In fact, Tyler’s collection of interviews with influential developmental biologists, Differential Expressions: Key Experiments in Developmental Biology, came out of a collaboration with Gilbert. “He had already hatched this idea that he would go around interviewing very prominent developmental biologists and then make an archive so that their wise words were never lost. And he talked to me about it and I said, ‘Oh yes, I think I can help you.’” Tyler was able to take these interviews with such greats as Nicole Le Douarin, Lauri Saxén, and Jay Lash, and place them in a historical context.

In the past five years Tyler has taken on the task of transforming all of the introductory biology labs at the University of Maine into inquiry-based labs. This speaks to her second mantra that you must do science to learn science. They now have one thousand students a year designing their own experiments and presenting them at symposia. “We went from cookbook lab courses to inquiry-based and I had to fight everybody to do it—everybody but the students,” she said. “They absolutely love it.”

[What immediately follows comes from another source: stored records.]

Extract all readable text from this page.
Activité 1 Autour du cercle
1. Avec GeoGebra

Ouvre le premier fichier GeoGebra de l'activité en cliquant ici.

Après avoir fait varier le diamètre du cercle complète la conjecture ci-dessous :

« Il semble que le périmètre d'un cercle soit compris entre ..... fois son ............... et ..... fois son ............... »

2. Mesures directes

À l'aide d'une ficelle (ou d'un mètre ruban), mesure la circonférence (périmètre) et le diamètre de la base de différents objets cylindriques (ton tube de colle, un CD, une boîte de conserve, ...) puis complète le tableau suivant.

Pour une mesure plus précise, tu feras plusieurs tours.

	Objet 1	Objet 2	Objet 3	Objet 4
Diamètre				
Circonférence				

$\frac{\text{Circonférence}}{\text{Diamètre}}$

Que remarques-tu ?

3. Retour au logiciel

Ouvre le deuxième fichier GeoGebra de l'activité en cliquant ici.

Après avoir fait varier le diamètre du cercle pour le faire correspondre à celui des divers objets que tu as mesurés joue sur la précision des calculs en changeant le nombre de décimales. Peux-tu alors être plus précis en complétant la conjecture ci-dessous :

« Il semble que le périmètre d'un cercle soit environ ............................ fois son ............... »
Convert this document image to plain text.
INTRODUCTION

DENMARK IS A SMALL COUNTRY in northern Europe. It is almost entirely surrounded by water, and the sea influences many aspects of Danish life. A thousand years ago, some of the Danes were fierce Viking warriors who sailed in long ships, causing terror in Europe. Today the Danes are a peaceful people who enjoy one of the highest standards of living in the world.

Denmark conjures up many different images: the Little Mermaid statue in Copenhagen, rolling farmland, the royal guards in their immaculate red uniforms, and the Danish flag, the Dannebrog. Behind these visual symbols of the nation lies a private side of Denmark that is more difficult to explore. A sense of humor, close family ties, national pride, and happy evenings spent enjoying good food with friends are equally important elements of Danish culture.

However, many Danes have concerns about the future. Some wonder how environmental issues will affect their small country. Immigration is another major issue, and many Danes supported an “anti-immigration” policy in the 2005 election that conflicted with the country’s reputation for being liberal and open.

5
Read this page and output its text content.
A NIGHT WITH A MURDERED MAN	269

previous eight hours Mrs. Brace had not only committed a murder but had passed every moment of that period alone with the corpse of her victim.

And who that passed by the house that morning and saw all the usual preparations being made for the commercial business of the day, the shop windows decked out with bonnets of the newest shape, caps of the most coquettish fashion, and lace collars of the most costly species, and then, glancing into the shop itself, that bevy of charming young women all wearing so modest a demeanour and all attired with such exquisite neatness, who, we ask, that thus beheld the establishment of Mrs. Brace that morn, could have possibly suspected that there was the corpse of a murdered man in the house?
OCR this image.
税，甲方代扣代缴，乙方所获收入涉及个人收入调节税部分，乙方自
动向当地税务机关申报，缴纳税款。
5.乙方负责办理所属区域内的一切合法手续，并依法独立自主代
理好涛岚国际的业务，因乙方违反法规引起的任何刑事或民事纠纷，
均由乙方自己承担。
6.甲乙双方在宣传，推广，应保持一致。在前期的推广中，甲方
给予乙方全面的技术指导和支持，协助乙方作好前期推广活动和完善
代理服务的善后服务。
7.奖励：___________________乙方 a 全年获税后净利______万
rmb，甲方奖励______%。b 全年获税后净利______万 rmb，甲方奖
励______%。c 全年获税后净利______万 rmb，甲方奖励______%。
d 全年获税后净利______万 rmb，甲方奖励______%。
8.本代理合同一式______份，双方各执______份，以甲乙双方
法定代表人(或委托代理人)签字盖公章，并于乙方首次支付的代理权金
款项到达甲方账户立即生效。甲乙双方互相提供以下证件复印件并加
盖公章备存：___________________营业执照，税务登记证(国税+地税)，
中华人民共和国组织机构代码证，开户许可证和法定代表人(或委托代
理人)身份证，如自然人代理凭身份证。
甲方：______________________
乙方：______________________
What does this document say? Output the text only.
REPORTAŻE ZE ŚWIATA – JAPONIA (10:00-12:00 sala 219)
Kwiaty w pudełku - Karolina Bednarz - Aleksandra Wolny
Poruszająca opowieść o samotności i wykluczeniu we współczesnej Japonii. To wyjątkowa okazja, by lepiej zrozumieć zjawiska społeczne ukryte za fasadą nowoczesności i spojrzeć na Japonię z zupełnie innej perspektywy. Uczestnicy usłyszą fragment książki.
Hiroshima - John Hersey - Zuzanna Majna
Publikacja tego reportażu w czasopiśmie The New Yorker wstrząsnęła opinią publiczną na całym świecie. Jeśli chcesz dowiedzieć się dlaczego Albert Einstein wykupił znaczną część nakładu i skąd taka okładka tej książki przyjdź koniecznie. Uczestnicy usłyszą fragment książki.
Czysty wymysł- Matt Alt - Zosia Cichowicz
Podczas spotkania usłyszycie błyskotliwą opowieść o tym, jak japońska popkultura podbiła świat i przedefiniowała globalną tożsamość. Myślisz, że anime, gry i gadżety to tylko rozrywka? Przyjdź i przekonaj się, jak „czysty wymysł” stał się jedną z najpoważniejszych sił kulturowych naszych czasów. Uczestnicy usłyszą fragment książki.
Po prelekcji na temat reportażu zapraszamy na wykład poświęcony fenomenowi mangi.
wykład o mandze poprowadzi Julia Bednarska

In a climate where institutions are eliminating labs to save money, Tyler has created labs that cost very little money. “No one can say to me, ‘We don’t have enough money to teach labs.’...You have enough money. You’ve got two dollars per student,” she said.

Many people have influenced Tyler throughout her life. “The [mentors] that were really meaningful in my life are those that asked questions, but didn’t answer them. So, they left me with that hunger for figuring out my own answers. And then, they also taught by example to see no impediments in their own pursuits of their careers. And then lastly, they taught me to see beauty and to record it.”

Her mentors include her father who “embraced life with tremendous joy” and was “always learning,” and her mother who “studied nature by watching and listening.”  Bob Enders, Tyler’s developmental biology professor at Swarthmore who taught by asking questions, was also a mentor. “He only met our answers with more questions. And he was never satisfied that a question had been answered,” she said. Finally, her graduate advisors, Gene Lehman and Bill Koch, gave her “the tools to study embryos.”

“I’ve always wanted to teach,” she said. “...[T]here are careers that are made for certain people and I think teaching was certainly something I was made for. But, I also have just a tremendous regard for creative activity...”

“By doing what I’m doing which is creating educational materials and focusing on education in developmental biology, I get to do everything I love. ...What could be more rewarding?”